As well as the ability to play flash video, HTC has fitted the Desire HD with some other sought after media credentials. With both Dolby and surround sound settings, we were treated to a crisp, crackle-free audio experience. Switch between the two and then go back to the 'normal' setting and you'll wonder how you ever put up with substandard performances. No surprise to find HTC has kitted the Desire HD with a 3.5mm headphone socket, until you realise it's on the bottom of the phone. According to HTC, this is so that when you have the phone in your pocket and your headphones plugged in, when you pull the handset out it's facing the right way up. So simple, yet a little bit of genius, we're sure you'd agree?
With an eight-megapixel snapper, the HTC Desire HD is the manufacturer's most equipped Android-toting camera phone to date (the HTC Mozart trumps it with a Xenon flash, but it runs on Windows Phone 7). There's no dedicated camera key (you'll have to access it via the virtual onscreen icon) or lens protector, two common bugbears for us. However, the dual LED flash was more than competent and there are a dozen different effects you can play with, all of which can be previewed before you actually take your photo. We also liked the fact that when you turn the phone from landscape to portrait the virtual icons realign themselves. Though the handset boasts that it can record in high definition, we were a tad disappointed with the video recording facility. It's certainly not terrible, with over one hour's footage available, the ability to zoom in and out while you record, the use of flash as well as the standard effects you get with the still camera. It's just we found it took a while for the camera to adjust to a sudden change of light, which gave it an amateurish look.
HTC has designated one of the home screens to its own mapping service, Footprints.
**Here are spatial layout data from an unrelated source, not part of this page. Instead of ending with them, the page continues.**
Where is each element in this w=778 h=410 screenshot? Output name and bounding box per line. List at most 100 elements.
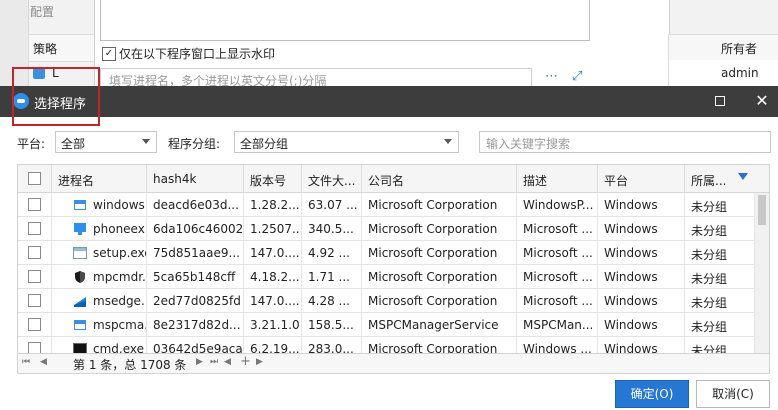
table-row[interactable]: cmd.exe 03642d5e9aca 6.2.19... 283.0... Micr… — [18, 337, 755, 354]
chevron-down-icon — [444, 139, 452, 144]
show-watermark-label: 仅在以下程序窗口上显示水印 — [119, 47, 276, 61]
platform-select[interactable]: 全部 — [55, 131, 157, 153]
desc-cell: Microsoft ... — [517, 265, 598, 289]
row-select-cell — [18, 313, 52, 337]
row-checkbox[interactable] — [28, 222, 41, 235]
cancel-button[interactable]: 取消(C) — [696, 380, 770, 408]
select-all-header — [18, 165, 52, 192]
next-icon[interactable]: ▶ — [256, 357, 263, 367]
process-name-cell: mpcmdr... — [52, 265, 147, 289]
table-row[interactable]: windows...deacd6e03d...1.28.2...63.07 ..… — [18, 193, 755, 217]
process-name: mpcmdr... — [93, 270, 146, 284]
column-header[interactable]: 进程名 — [52, 165, 147, 192]
maximize-icon[interactable] — [715, 96, 725, 106]
platform-cell: Windows — [598, 217, 685, 241]
company-cell: Microsoft Corporation — [362, 289, 517, 313]
row-checkbox[interactable] — [28, 318, 41, 331]
process-name: phoneex... — [93, 222, 146, 236]
size-cell: 340.5... — [302, 217, 362, 241]
hash-cell: deacd6e03d... — [147, 193, 244, 217]
table-row[interactable]: mpcmdr...5ca65b148cff4.18.2...1.71 ...Mi… — [18, 265, 755, 289]
ok-button[interactable]: 确定(O) — [615, 380, 689, 408]
row-checkbox[interactable] — [28, 342, 41, 353]
background-window: 配置 策略 L ✓ 仅在以下程序窗口上显示水印 填写进程名，多个进程以英文分号(… — [0, 0, 778, 90]
column-header[interactable]: 描述 — [517, 165, 598, 192]
process-name-cell: mspcma... — [52, 313, 147, 337]
company-cell: Microsoft Corporation — [362, 337, 517, 353]
version-cell: 1.28.2... — [244, 193, 302, 217]
hash-cell: 2ed77d0825fd — [147, 289, 244, 313]
show-watermark-checkbox[interactable]: ✓ — [102, 47, 116, 61]
app-window-icon — [73, 246, 87, 260]
table-row[interactable]: phoneex...6da106c460021.2507...340.5... M… — [18, 217, 755, 241]
desc-cell: Microsoft ... — [517, 217, 598, 241]
company-cell: Microsoft Corporation — [362, 265, 517, 289]
group-select[interactable]: 全部分组 — [234, 131, 459, 153]
process-name: cmd.exe — [93, 342, 145, 354]
table-row[interactable]: setup.exe 75d851aae9... 147.0.... 4.92 ... M… — [18, 241, 755, 265]
row-checkbox[interactable] — [28, 294, 41, 307]
row-checkbox[interactable] — [28, 198, 41, 211]
version-cell: 147.0.... — [244, 289, 302, 313]
last-page-icon[interactable]: ⏭ — [210, 357, 218, 367]
next-page-icon[interactable]: ▶ — [196, 357, 203, 367]
config-label: 配置 — [30, 5, 55, 19]
shield-icon — [73, 270, 87, 284]
add-icon[interactable]: + — [240, 354, 251, 369]
terminal-icon — [73, 342, 87, 353]
column-header[interactable]: 所属... — [685, 165, 769, 192]
more-icon[interactable]: ⋯ — [545, 70, 563, 84]
group-cell: 未分组 — [685, 217, 755, 241]
version-cell: 1.2507... — [244, 217, 302, 241]
desc-cell: MSPCMan... — [517, 313, 598, 337]
select-all-checkbox[interactable] — [28, 172, 41, 185]
process-name: setup.exe — [93, 246, 147, 260]
desc-cell: Microsoft ... — [517, 289, 598, 313]
row-select-cell — [18, 217, 52, 241]
column-header[interactable]: hash4k — [147, 165, 244, 192]
hash-cell: 6da106c46002 — [147, 217, 244, 241]
window-icon — [73, 318, 87, 332]
process-name-cell: setup.exe — [52, 241, 147, 265]
owner-cell: admin — [668, 60, 778, 86]
row-checkbox[interactable] — [28, 270, 41, 283]
column-header[interactable]: 版本号 — [244, 165, 302, 192]
version-cell: 3.21.1.0 — [244, 313, 302, 337]
size-cell: 4.92 ... — [302, 241, 362, 265]
group-cell: 未分组 — [685, 313, 755, 337]
row-checkbox[interactable] — [28, 246, 41, 259]
process-name: msedge... — [93, 294, 147, 308]
close-icon[interactable]: ✕ — [754, 92, 770, 110]
version-cell: 4.18.2... — [244, 265, 302, 289]
background-textarea[interactable] — [100, 0, 590, 41]
hash-cell: 5ca65b148cff — [147, 265, 244, 289]
row-select-cell — [18, 241, 52, 265]
column-header[interactable]: 平台 — [598, 165, 685, 192]
expand-icon[interactable]: ⤢ — [572, 70, 590, 84]
platform-cell: Windows — [598, 193, 685, 217]
column-header[interactable]: 文件大... — [302, 165, 362, 192]
process-name-cell: msedge... — [52, 289, 147, 313]
size-cell: 1.71 ... — [302, 265, 362, 289]
table-row[interactable]: msedge... 2ed77d0825fd 147.0.... 4.28 ... Mi… — [18, 289, 755, 313]
filter-icon[interactable] — [738, 173, 748, 180]
company-cell: MSPCManagerService — [362, 313, 517, 337]
prev-icon[interactable]: ◀ — [224, 357, 231, 367]
desc-cell: Windows ... — [517, 337, 598, 353]
vertical-scrollbar[interactable] — [755, 193, 769, 353]
dialog-content: 平台: 全部 程序分组: 全部分组 输入关键字搜索 进程名 hash4k 版本号… — [0, 117, 778, 410]
program-table: 进程名 hash4k 版本号 文件大... 公司名 描述 平台 所属... wi… — [17, 164, 770, 354]
scrollbar-thumb[interactable] — [758, 195, 766, 225]
row-select-cell — [18, 193, 52, 217]
column-header[interactable]: 公司名 — [362, 165, 517, 192]
group-cell: 未分组 — [685, 193, 755, 217]
platform-cell: Windows — [598, 313, 685, 337]
platform-label: 平台: — [17, 137, 46, 151]
search-input[interactable]: 输入关键字搜索 — [479, 131, 771, 153]
first-page-icon[interactable]: ⏮ — [22, 357, 30, 367]
pager-status: 第 1 条，总 1708 条 — [73, 358, 187, 372]
prev-page-icon[interactable]: ◀ — [40, 357, 47, 367]
process-name: mspcma... — [93, 318, 146, 332]
table-row[interactable]: mspcma...8e2317d82d...3.21.1.0158.5...MS… — [18, 313, 755, 337]
company-cell: Microsoft Corporation — [362, 193, 517, 217]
Using esteemed Route 66's navigational technology, it's excellent, with voice instructions, extras such as ATM and petrol station locations, as well as the ability to call POI's directly. But, and it's a big but, it doesn't really offer any more than Google Maps, which is also pre-embedded on the device, but with one big difference. You won't be paying anything more than data rates for Google Maps. Ultimately both solutions impressed, with a fast A-GPS fix that remained strong and accurate throughout.
There are enough features on the HTC Desire HD to fill an entire magazine, which sadly wouldn't get past our subbing team. However, the frighteningly useful call blocking facility that enables you to divert specific numbers in your address book to your voicemail deserves a mention, as does the Amazon MP3 store, which is a genuine alternative to iTunes, with a host of singles and albums available, many of which are cheaper than Apple's offering.
We said at the start of the review that following the critically acclaimed HTC Desire, the pressure was on for the HTC Desire HD to carry on the torch. Well, not to put too fine a point on it, it's taken that torch and started a rather large bonfire. It may not have that initial wow factor the original did, but that's only because we now expect HTC to deliver, and boy does the Desire HD deliver. Everything it attempts it achieves, from the excellent social network integration, to the flawless navigational experience. In fact, the only reason we can think why you won't like this device is if you find the shell just too big or your name happens to be Steve Jobs, and there's no pleasing everyone.